Tips for controlling stored product pests

Storage pests are numerous, widely distributed, and have a wide range of feeding habits. They generally have strong reproductive capacities, short life cycles, and strong resistance to stress and starvation. They carry a variety of methods of damage, including borers, strippers, eroders, and entanglers. They are difficult to detect and are closely related to the physical and chemical properties of grain, making control challenging.Controlling storage pests requires a systematic approach, prioritizing prevention while also focusing on control. Cleanliness and sanitation are fundamental, with physical control as the primary approach and chemical control as a secondary approach.
1. Quarantine
Due to the widespread and often human-induced spread of grain and agricultural products, it is crucial to strengthen effective quarantine of quarantined items to prevent pest infestation.
2. Cleanliness and Sanitation
Thoroughly remove accumulated garbage, dust, debris, cobwebs, uncultivated grain, and weeds, garbage, and sewage from outside the warehouse. Grain and oil warehouses must maintain a clean, empty warehouse schedule. Machinery, equipment, and pipelines must be regularly cleaned. Packaging materials, tools, grain handling machinery, and transportation vehicles must also be kept clean.
3. Disinfection work
Empty warehouses must be disinfected, especially when the temperature drops to 13 degrees in winter or rises to above 10 degrees in spring; processing plants must be disinfected, combined with equipment maintenance, and thoroughly cleaned and then treated with fumigants; insect repellent tapes should be sprayed with agents when appropriate. Disinfection methods can use low temperatures in winter and high temperatures in summer, or be carried out simultaneously with empty warehouse agents and steam disinfection.
Physical control
(1) High temperature.
The most suitable temperature for the growth and development of general grain storage pests is 15-35 degrees, the highest development temperature is 40-45 degrees, and the general inactive temperature range is 0-15 degrees or 35-40 degrees. When the temperature rises to 45-48 degrees, most pests are in a heat sleep state. When the temperature rises to 48-52 degrees, the pests will die in 10-12 hours, and when it rises to 62.8 degrees, all insect stages will die in just 5 minutes. The main methods of high-temperature pest control include sun exposure, drying, steaming, scalding with hot water or boiling water, and infrared heating.
(2) Freezing
Use the cold and low temperatures in winter or early spring to lower the temperature of grain to inhibit the development and reproduction of pests. Generally speaking, the lowest temperature for the life activities of stored grain pests is 8-15 degrees. If it is lower than this temperature, the development and reproduction will stop. When the temperature drops to 4-8 degrees, the pests will enter hibernation. If it drops further, they may freeze stiff or even die after a period of time.
(3) Hypoxia
Under closed conditions, reducing the oxygen content in the atmosphere from 21% to 2% or even below for a period of time can suffocate the pests. This method is particularly effective for certain grains with high moisture content or prone to heat and deterioration in hot seasons. Possible methods include vacuum nitrogen filling, carbon dioxide, and microbial assisted hypoxia.

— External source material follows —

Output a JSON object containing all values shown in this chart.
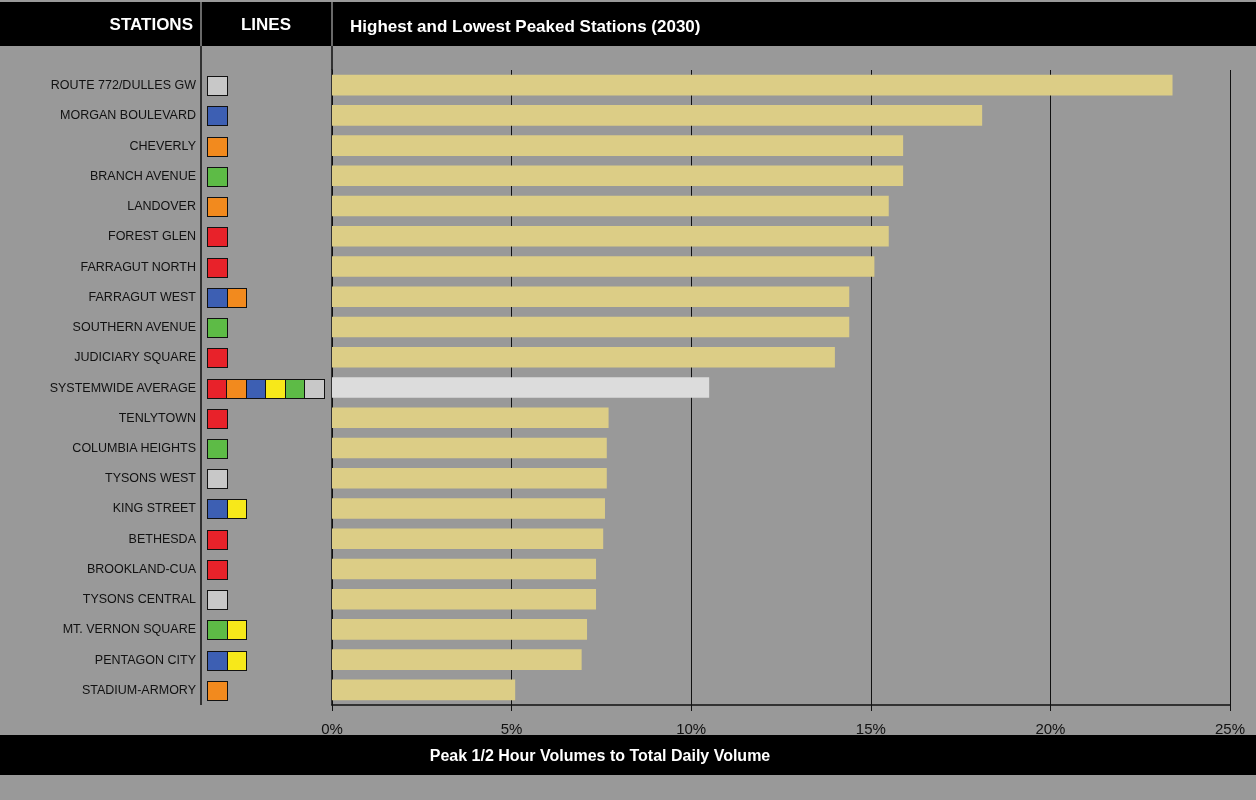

In addition, physical control methods include light moth luring, solar energy, infrared, ion radiation, microwave and other electromagnetic radiation.
V. Chemical control
(1) Set up insect-proof belts. For pests that overwinter outside the warehouse, such as corn weevils and saw-saw grain beetles, spray insect-proof lines around the warehouse before returning to the warehouse in the spring. 1% malathion powder can be used.
(2) Use grain protectants. Mix a certain amount of grain protectants into the raw grain to prevent insect pests. However, finished grains should not be mixed with pesticides to avoid contamination.
(3) Fumigation with pesticides. When the storage pests are serious, fumigation with pesticides can be used. Currently, methyl bromide and phosphine are more commonly used.
In addition, biological control methods can be used, mainly using sex hormones, pathogenic microorganisms, and pest protozoa for prevention and control.